If you're doing a single threaded operation like loading from a single file (i.e. -url /path/to/a/single_file.csv) then there is not much we could do here to improve the throughput. One thing to try would be to allocate more memory to the DSBulk process itself via export DSBULK_JAVA_OPTS="-Xmx10G" prior to running your load command. Try if that works out in your environment and make sure your target cluster is able to handle the increased load.

Madhavan
  • 758
  • 4
  • 8
  • Hi Madhavan, my dsbulk command has basic parameters for connection and ssl. I am trying from a local machine with java Xmx as 4G and destination is a remote cluster. Not sure on the C* version. I am trying to upload from a single csv file. Just to understand there isn't any batching support for single file load..? trying with batchSize, concurrent requests and others. Don't really see a difference. Do you think there is a different way to do it where I can achieve the increased throughput – harish bollina Mar 02 '23 at 03:29
  • When you perform an `unload` operation, just specify a directory with `-url` so DSBulk would automatically split them into multiple files which you could point them during the `load` operation. Reg. batching, yes it has [default batching based on partition keys](https://docs.datastax.com/en/dsbulk/docs/reference/batchOptions.html#_batch_mode_dsbulk_batch_mode_string). Based on your local machine's specs & target cluster's sizing, you could chew more with [this parameter](https://docs.datastax.com/en/dsbulk/docs/reference/engineOptions.html#dsbulkEngineOptionsMaxConcurrentQueries). – Madhavan Mar 03 '23 at 12:16
0

I have tried using batching and other concurrent parameters with dsbulk but couldn't see any improvement. I have tried with datastax Cluster and Session api to create a session and used that session to execute batch statements.

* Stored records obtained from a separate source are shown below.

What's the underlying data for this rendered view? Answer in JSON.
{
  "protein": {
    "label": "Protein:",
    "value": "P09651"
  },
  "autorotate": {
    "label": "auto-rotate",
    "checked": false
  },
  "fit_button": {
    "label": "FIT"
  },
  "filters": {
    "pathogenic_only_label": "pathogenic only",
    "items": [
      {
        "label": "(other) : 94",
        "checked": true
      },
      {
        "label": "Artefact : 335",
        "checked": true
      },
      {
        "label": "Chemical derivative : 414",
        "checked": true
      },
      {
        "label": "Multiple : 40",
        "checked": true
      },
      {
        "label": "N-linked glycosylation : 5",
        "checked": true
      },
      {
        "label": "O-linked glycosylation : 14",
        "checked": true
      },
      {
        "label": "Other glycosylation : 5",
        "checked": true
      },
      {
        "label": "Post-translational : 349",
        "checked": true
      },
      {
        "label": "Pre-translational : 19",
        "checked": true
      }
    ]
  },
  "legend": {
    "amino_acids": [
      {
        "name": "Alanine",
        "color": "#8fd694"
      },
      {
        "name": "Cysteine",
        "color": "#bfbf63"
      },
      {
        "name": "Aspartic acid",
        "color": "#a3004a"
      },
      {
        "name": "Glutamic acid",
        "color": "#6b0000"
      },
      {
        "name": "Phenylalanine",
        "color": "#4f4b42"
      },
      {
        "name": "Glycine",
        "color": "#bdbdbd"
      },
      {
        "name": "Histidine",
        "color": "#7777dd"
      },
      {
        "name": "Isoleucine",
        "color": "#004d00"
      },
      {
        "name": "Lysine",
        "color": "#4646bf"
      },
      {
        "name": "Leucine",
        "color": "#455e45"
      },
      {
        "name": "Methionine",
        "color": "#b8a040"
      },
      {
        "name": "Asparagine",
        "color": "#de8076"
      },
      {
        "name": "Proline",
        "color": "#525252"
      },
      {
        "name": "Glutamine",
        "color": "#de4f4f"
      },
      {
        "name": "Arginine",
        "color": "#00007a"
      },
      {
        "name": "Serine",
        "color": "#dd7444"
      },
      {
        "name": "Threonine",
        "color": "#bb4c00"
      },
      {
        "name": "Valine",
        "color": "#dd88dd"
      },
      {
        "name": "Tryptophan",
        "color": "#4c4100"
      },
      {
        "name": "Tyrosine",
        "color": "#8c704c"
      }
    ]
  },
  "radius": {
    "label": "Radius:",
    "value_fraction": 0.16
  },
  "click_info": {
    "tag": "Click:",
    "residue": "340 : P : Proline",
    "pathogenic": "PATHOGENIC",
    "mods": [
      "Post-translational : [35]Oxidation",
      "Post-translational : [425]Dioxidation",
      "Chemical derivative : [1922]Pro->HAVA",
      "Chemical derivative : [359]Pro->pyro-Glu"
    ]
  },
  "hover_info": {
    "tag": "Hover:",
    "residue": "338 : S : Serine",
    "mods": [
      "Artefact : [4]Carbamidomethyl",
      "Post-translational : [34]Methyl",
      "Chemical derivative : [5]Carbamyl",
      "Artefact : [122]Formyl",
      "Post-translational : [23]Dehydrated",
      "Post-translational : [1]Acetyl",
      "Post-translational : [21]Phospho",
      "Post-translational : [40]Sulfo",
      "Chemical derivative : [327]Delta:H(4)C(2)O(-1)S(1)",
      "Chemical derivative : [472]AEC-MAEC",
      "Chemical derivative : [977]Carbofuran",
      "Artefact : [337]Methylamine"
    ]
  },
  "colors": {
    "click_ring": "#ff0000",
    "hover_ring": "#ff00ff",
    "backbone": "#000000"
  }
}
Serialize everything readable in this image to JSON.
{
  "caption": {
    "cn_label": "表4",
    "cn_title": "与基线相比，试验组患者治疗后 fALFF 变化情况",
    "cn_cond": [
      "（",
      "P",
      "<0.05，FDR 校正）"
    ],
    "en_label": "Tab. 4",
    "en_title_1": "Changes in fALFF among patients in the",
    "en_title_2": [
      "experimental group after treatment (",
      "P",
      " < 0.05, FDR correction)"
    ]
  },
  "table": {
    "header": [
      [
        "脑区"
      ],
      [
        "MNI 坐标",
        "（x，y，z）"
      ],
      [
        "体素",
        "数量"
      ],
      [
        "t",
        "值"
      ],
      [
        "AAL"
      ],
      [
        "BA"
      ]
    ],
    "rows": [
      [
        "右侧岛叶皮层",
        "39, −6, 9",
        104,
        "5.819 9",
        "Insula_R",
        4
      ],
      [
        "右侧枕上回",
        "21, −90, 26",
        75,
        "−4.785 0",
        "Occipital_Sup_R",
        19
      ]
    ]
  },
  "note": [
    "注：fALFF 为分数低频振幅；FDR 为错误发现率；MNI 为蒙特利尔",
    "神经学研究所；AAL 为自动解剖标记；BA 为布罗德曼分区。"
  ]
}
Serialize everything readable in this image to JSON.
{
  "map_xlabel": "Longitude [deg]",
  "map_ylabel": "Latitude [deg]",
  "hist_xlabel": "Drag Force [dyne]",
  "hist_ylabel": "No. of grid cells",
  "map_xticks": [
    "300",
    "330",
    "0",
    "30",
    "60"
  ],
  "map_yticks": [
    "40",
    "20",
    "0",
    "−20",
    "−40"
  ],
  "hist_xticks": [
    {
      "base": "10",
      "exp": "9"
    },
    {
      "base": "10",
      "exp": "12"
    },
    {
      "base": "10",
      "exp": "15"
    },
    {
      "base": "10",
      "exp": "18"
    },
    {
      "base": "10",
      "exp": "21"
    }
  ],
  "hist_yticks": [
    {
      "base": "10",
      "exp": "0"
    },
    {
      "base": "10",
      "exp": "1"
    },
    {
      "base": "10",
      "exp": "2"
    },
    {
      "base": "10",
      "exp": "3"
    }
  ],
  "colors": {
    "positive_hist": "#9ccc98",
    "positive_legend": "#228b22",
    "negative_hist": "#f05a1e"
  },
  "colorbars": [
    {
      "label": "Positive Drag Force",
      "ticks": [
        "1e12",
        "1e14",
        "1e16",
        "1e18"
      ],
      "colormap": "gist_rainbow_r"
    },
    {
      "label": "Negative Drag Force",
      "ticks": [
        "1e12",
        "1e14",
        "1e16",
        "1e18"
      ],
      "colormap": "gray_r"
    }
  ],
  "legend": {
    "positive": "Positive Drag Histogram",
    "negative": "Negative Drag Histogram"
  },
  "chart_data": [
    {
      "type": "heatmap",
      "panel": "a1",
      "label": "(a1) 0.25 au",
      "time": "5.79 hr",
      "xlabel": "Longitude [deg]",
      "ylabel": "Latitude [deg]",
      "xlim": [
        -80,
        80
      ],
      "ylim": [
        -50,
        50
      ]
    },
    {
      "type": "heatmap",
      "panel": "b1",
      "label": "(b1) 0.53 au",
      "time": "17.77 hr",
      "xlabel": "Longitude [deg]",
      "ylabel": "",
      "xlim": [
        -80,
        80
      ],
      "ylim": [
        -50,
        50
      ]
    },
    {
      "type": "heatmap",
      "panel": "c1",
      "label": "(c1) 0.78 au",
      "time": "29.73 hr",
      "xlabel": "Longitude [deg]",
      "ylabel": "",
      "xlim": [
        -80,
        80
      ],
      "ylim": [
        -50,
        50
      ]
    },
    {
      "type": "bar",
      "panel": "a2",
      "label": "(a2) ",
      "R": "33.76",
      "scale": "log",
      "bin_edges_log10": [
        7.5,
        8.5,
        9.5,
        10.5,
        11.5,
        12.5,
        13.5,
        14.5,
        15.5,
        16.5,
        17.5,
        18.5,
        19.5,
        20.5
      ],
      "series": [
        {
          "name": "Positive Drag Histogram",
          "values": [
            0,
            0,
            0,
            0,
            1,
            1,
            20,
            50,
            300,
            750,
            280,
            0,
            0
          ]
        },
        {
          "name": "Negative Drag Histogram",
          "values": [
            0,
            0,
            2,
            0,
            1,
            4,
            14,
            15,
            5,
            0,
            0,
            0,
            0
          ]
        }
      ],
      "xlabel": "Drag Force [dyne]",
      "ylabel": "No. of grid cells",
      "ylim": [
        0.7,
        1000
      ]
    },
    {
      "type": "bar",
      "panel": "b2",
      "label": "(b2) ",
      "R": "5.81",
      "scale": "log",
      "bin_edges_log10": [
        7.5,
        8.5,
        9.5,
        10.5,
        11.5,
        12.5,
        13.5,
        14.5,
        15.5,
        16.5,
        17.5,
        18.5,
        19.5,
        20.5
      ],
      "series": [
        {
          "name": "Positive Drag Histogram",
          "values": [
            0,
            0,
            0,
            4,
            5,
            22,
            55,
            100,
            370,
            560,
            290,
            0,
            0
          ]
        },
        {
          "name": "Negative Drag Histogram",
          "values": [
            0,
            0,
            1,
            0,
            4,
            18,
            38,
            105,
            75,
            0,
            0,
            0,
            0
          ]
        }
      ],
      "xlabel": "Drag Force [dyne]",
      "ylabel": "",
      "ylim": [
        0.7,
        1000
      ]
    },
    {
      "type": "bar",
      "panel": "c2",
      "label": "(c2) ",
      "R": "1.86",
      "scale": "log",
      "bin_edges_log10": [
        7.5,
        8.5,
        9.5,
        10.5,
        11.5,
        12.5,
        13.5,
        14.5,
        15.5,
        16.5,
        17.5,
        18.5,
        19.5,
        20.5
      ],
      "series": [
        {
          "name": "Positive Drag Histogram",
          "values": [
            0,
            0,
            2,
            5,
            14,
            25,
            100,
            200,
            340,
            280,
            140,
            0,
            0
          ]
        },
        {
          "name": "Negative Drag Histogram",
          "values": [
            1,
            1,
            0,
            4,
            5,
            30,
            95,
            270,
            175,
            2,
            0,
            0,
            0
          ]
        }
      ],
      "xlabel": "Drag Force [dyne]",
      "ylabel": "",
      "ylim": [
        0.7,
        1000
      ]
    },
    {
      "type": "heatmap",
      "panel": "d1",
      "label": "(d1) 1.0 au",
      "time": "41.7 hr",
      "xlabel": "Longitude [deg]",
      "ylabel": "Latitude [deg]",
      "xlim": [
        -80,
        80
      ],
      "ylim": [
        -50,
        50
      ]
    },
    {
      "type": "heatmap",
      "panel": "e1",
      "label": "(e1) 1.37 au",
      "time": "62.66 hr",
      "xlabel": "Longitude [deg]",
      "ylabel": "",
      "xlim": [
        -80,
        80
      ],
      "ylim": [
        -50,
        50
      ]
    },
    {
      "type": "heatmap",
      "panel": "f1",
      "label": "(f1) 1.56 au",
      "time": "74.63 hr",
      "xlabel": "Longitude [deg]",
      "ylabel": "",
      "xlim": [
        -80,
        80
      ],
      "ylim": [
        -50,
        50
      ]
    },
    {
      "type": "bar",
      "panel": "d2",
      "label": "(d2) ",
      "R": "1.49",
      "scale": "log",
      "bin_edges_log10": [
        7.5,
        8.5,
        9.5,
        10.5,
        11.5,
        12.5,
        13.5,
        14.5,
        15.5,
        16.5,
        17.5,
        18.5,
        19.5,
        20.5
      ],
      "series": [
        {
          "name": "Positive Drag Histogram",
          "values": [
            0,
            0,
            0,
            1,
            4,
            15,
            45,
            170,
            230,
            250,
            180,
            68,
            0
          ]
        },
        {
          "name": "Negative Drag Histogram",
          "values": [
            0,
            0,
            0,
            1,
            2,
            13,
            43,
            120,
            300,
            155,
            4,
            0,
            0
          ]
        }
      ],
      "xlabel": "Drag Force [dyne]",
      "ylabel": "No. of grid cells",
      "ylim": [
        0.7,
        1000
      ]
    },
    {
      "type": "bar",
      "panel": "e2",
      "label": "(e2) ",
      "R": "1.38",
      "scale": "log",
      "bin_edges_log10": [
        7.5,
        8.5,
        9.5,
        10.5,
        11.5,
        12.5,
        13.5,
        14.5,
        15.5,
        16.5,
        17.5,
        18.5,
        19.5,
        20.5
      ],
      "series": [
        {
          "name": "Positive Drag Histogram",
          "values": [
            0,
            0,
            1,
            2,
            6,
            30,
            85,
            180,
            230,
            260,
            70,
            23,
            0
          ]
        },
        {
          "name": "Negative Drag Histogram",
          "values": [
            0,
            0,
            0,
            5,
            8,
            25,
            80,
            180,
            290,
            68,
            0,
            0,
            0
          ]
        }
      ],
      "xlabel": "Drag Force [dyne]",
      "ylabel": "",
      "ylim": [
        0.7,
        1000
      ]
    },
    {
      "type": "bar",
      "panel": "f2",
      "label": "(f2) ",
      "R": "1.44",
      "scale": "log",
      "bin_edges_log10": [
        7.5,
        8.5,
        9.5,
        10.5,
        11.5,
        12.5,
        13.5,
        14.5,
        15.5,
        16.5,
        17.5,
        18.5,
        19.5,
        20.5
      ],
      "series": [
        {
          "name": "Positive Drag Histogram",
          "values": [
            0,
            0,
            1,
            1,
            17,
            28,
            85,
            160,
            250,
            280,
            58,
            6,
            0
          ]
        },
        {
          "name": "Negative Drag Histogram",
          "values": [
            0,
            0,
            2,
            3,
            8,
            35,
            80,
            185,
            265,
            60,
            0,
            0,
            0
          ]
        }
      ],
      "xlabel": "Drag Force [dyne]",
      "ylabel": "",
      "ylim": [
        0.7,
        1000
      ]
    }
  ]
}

cluster = cluster.builder().addContactPoints("0.0.0.0", "0.0.0.0")
            .withCredentials("userName","pwd")
            .withSSL()
            .build();
    session = cluster.connect("keySpace");
BatchStatement batchStatement = new BatchStatement();
batchStatement.add(new SimpleStatement("String query with JSON Data"));
session.execute(batchStatement);

I have used ExecutorService with 10 threads and each thread inserting 1000 queries per batch.

I have tried with something like above and it worked fine for my use case. I was able to insert 2 million records in 15 mins. I am creating insert queries using JSON keyword and creating json from the resultSet. We can also use executeAsync in which case you application thread will finish in a minute or two but cassnadra cluster still took the same 15 mins to add all the records.

To read data from source sybase DB, I have used jdbcTemplate.queryForList which will list records as List> and each object in that list is map which can be converted to JSNO using JSON ObjectMapper writeValueAsString method.

Hope this will be useful to someone.